Excavations in Dundee demand careful planning around the region’s complex glacial till and sandstone bedrock, with all works governed by the CDM Regulations 2015 and BS 6164 for health and safety in tunnelling. Successful delivery hinges on robust geotechnical excavation monitoring to track ground movement, pore pressures, and asset settlement in real time, ensuring compliance with the strict tolerances set out in Network Rail and local authority consents.
From basement construction beneath the city’s Victorian tenements to utility tunnels and rock-cut infrastructure near the waterfront, every project requires integrated ground control. Reliable monitoring data feeds directly into observational method decisions, reducing risk during sequential excavation and temporary works stages. This approach safeguards surrounding structures while keeping programmes on track across Dundee’s varied urban geology.
Allowable bearing pressures in Dundee's glacial till typically range from 150 to 300 kPa, but soft alluvium along the Tay can drop below 75 kPa.
Process overview
Local context
Dundee expanded rapidly during the jute and whaling era, with many factories built directly on glacial till without engineered foundations. Those older structures often show differential settlement where fill was placed over soft spots. The 1906 discovery of a buried peat layer under the city centre during sewer construction is a reminder that natural variability is real. Modern bearing capacity analysis here must account for undocumented fill, old river channels, and the occasional mine shaft from the late 19th century. We recommend a minimum of one borehole per 200 m² for infill sites.
Visual overview
Reference standards
BS EN 1997-1:2004 (Eurocode 7 – Geotechnical Design), UK National Annex to BS EN 1997-1, BS 5930:2015 (Code of Practice for Ground Investigations), BS EN ISO 22476-3 (Standard Test Method for SPT)
Additional services
SPT-based bearing capacity assessment
Standard Penetration Tests in boreholes to 15 m depth, correlated against N-values using UK-specific correlations from the BRE Digest. Suitable for glacial till and dense sands.

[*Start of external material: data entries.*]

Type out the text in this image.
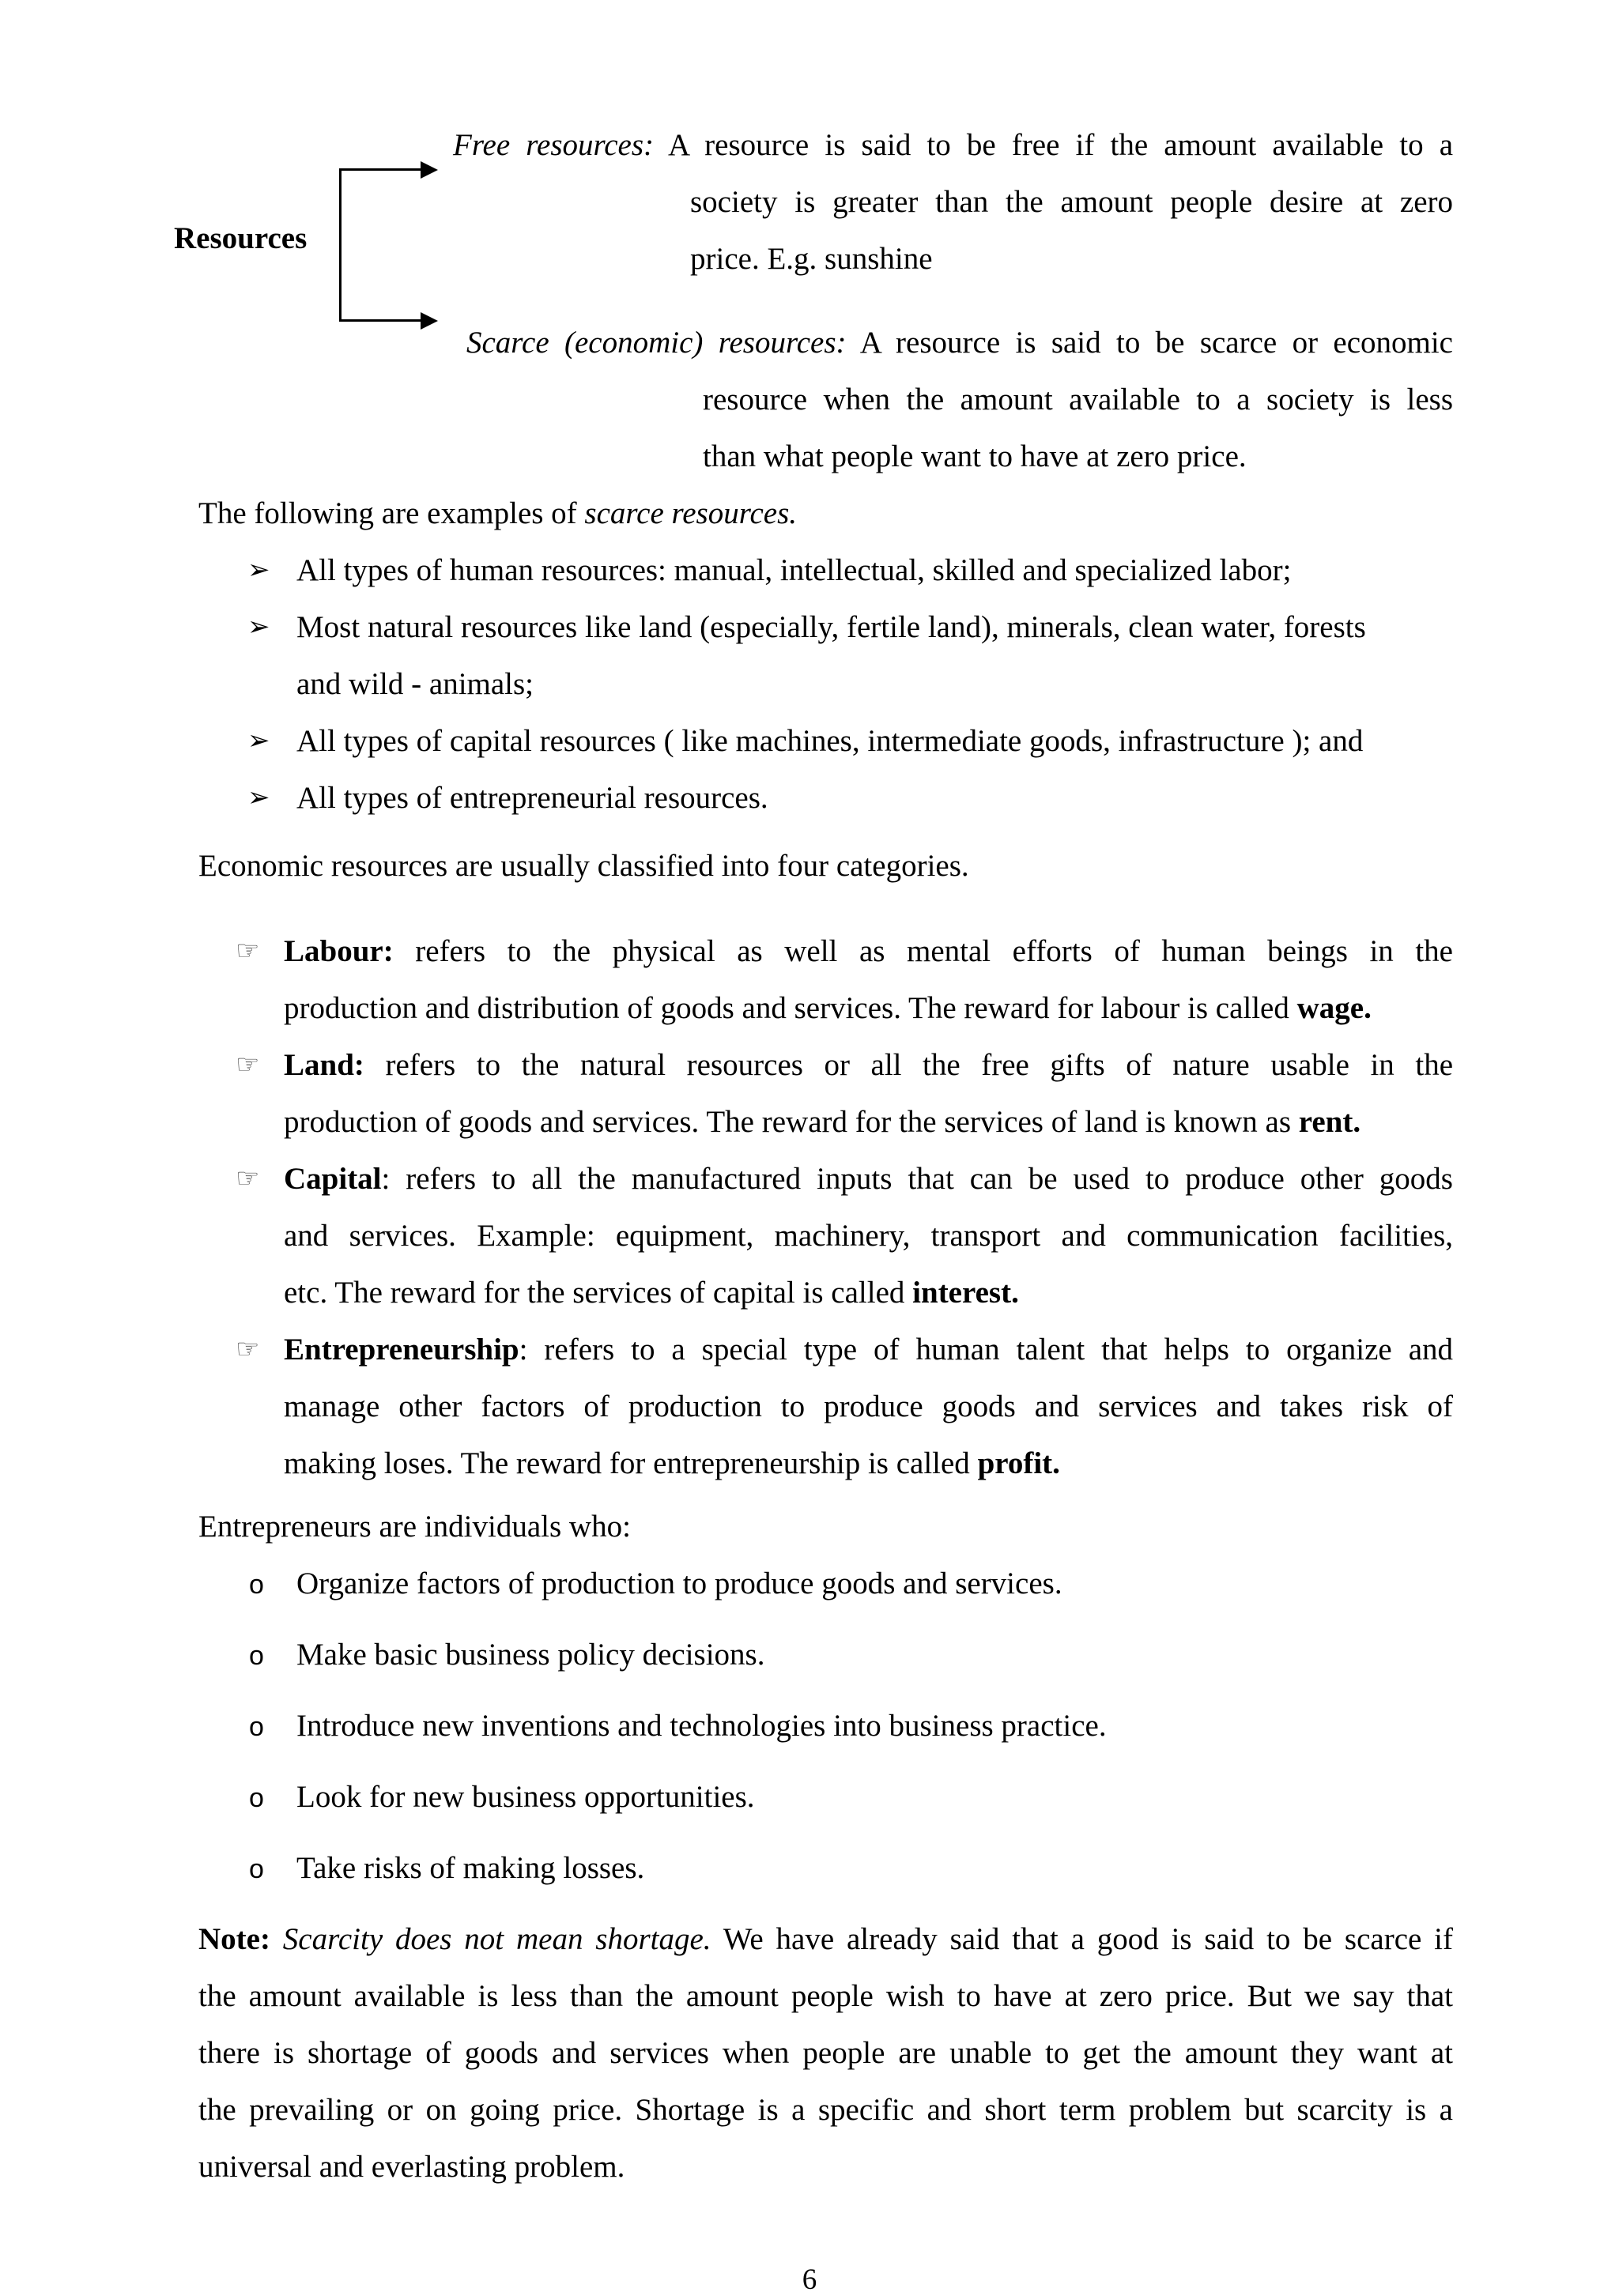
Resources
Free resources: A resource is said to be free if the amount available to a
society is greater than the amount people desire at zero
price. E.g. sunshine
Scarce (economic) resources: A resource is said to be scarce or economic
resource when the amount available to a society is less
than what people want to have at zero price.
The following are examples of scarce resources.
➢ All types of human resources: manual, intellectual, skilled and specialized labor;
➢ Most natural resources like land (especially, fertile land), minerals, clean water, forests
and wild - animals;
➢ All types of capital resources ( like machines, intermediate goods, infrastructure ); and
➢ All types of entrepreneurial resources.
Economic resources are usually classified into four categories.
☞ Labour: refers to the physical as well as mental efforts of human beings in the
production and distribution of goods and services. The reward for labour is called wage.
☞ Land: refers to the natural resources or all the free gifts of nature usable in the
production of goods and services. The reward for the services of land is known as rent.
☞ Capital: refers to all the manufactured inputs that can be used to produce other goods
and services. Example: equipment, machinery, transport and communication facilities,
etc. The reward for the services of capital is called interest.
☞ Entrepreneurship: refers to a special type of human talent that helps to organize and
manage other factors of production to produce goods and services and takes risk of
making loses. The reward for entrepreneurship is called profit.
Entrepreneurs are individuals who:
o Organize factors of production to produce goods and services.
o Make basic business policy decisions.
o Introduce new inventions and technologies into business practice.
o Look for new business opportunities.
o Take risks of making losses.
Note: Scarcity does not mean shortage. We have already said that a good is said to be scarce if
the amount available is less than the amount people wish to have at zero price. But we say that
there is shortage of goods and services when people are unable to get the amount they want at
the prevailing or on going price. Shortage is a specific and short term problem but scarcity is a
universal and everlasting problem.
6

Plate load testing for shallow foundations
In-situ plate bearing tests at foundation level, with continuous settlement monitoring. Applied on sandy gravels and stiff clays where analytical methods need calibration.
CPTu with bearing capacity interpretation
Cone penetration testing with pore pressure measurement, providing continuous profiles of tip resistance and sleeve friction. Ideal for detecting thin soft layers in alluvial deposits.
Typical parameters
Quick answers
What is the difference between allowable bearing capacity and ultimate bearing capacity?
Ultimate bearing capacity is the pressure at which the soil fails in shear. Allowable bearing capacity applies a factor of safety, typically 2.5 for serviceability limit state, to keep settlements within acceptable limits. In Dundee, we often use a factor of 3 for sensitive alluvial clays.
How does groundwater depth affect bearing capacity in Dundee?
High groundwater reduces effective stress and lowers bearing capacity. Near the Tay, seasonal fluctuations of 1-2 m can change bearing values by 15-25%. We always measure piezometric levels during investigation and model both winter and summer conditions.
What is the typical cost range for a bearing capacity analysis in Dundee?
For a standard residential site with two boreholes and laboratory testing, the cost typically ranges between £430 and £1,210. Larger commercial developments with CPTu or plate load testing can exceed this range depending on scope.
Can bearing capacity analysis be done on a small residential plot?
Yes. For single dwellings we typically excavate one or two test pits to 3 m depth, perform hand-held SPTs, and collect disturbed samples for classification. The analysis follows the same Eurocode 7 methodology but scaled to the foundation size.
Why do some Dundee sites require deep foundations despite good bearing capacity?
Even where glacial till provides adequate bearing at shallow depth, the presence of made ground or soft pockets can cause differential settlement. In those cases, piles or Improvement may be needed to transfer loads to consistent strata.